The 3D One-Leg Hopper was built for experiments on active balance and dynamics in legged locomotion. The machine has a leg that changes length, a body that carries sensors and interface electronics, and an actuated 2-axis hip. The hip is powered by hydraulics and the leg by compressed air. The machine has an overall height of 43.5 inches (l.l0 m) and a mass of 38 lbs. (l7.3 kg).
There were four reasons to build a 3D machine with only one leg. First, it is simpler to study balance a machine with one leg, because it eliminates the difficult task of coupling the behavior of several legs. Second, it forces one to focus on balance, because a one legged system has no other way to stand up.
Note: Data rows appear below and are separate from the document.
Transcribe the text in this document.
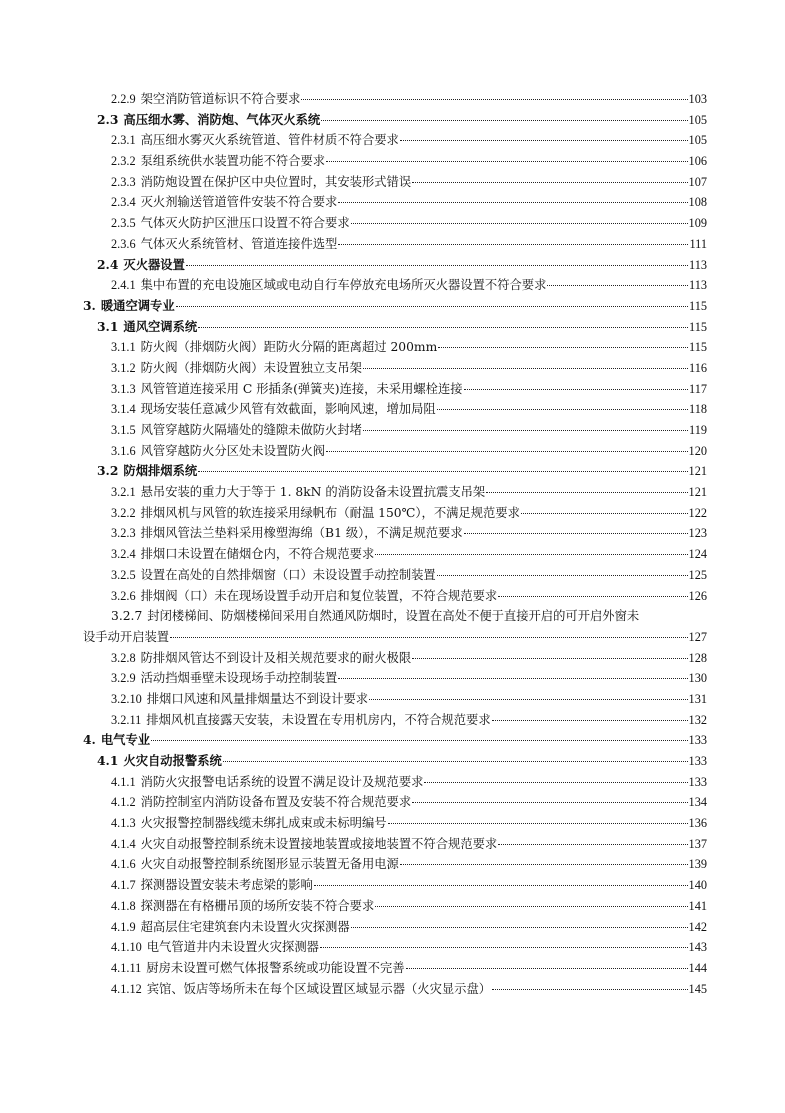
2.2.9 架空消防管道标识不符合要求	103
2.3 高压细水雾、消防炮、气体灭火系统	105
2.3.1 高压细水雾灭火系统管道、管件材质不符合要求	105
2.3.2 泵组系统供水装置功能不符合要求	106
2.3.3 消防炮设置在保护区中央位置时，其安装形式错误	107
2.3.4 灭火剂输送管道管件安装不符合要求	108
2.3.5 气体灭火防护区泄压口设置不符合要求	109
2.3.6 气体灭火系统管材、管道连接件选型	111
2.4 灭火器设置	113
2.4.1 集中布置的充电设施区域或电动自行车停放充电场所灭火器设置不符合要求	113
3. 暖通空调专业	115
3.1 通风空调系统	115
3.1.1 防火阀（排烟防火阀）距防火分隔的距离超过 200mm	115
3.1.2 防火阀（排烟防火阀）未设置独立支吊架	116
3.1.3 风管管道连接采用 C 形插条(弹簧夹)连接，未采用螺栓连接	117
3.1.4 现场安装任意减少风管有效截面，影响风速，增加局阻	118
3.1.5 风管穿越防火隔墙处的缝隙未做防火封堵	119
3.1.6 风管穿越防火分区处未设置防火阀	120
3.2 防烟排烟系统	121
3.2.1 悬吊安装的重力大于等于 1. 8kN 的消防设备未设置抗震支吊架	121
3.2.2 排烟风机与风管的软连接采用绿帆布（耐温 150℃），不满足规范要求	122
3.2.3 排烟风管法兰垫料采用橡塑海绵（B1 级），不满足规范要求	123
3.2.4 排烟口未设置在储烟仓内，不符合规范要求	124
3.2.5 设置在高处的自然排烟窗（口）未设设置手动控制装置	125
3.2.6 排烟阀（口）未在现场设置手动开启和复位装置，不符合规范要求	126
3.2.7 封闭楼梯间、防烟楼梯间采用自然通风防烟时，设置在高处不便于直接开启的可开启外窗未
设手动开启装置	127
3.2.8 防排烟风管达不到设计及相关规范要求的耐火极限	128
3.2.9 活动挡烟垂壁未设现场手动控制装置	130
3.2.10 排烟口风速和风量排烟量达不到设计要求	131
3.2.11 排烟风机直接露天安装，未设置在专用机房内，不符合规范要求	132
4. 电气专业	133
4.1 火灾自动报警系统	133
4.1.1 消防火灾报警电话系统的设置不满足设计及规范要求	133
4.1.2 消防控制室内消防设备布置及安装不符合规范要求	134
4.1.3 火灾报警控制器线缆未绑扎成束或未标明编号	136
4.1.4 火灾自动报警控制系统未设置接地装置或接地装置不符合规范要求	137
4.1.6 火灾自动报警控制系统图形显示装置无备用电源	139
4.1.7 探测器设置安装未考虑梁的影响	140
4.1.8 探测器在有格栅吊顶的场所安装不符合要求	141
4.1.9 超高层住宅建筑套内未设置火灾探测器	142
4.1.10 电气管道井内未设置火灾探测器	143
4.1.11 厨房未设置可燃气体报警系统或功能设置不完善	144
4.1.12 宾馆、饭店等场所未在每个区域设置区域显示器（火灾显示盘）	145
Third, the behavior and control of a one-legged device could be used as the corner-stone for each leg of multi-legged systems. Fourth, a one legged system has the minimum equipment. Less equipment means less construction time, less down time due to mechanical failure, and more reliable operation.
Experiments with the 3D One-Leg Hopper showed that balance can be achieved with a simple control system. The control system has three separate parts: one controlling forward running speed, one controlling body attitude, and one controlling hopping height. The 3D One-Leg Hopper hopped in place, travelled at a specified rate, followed simple paths, and maintained balance when disturbed. Top recorded running speed was 2.2 m/sec (4.8 mph). The 3D control algorithms were generalizations of those used earlier in 2D, with little additional complication.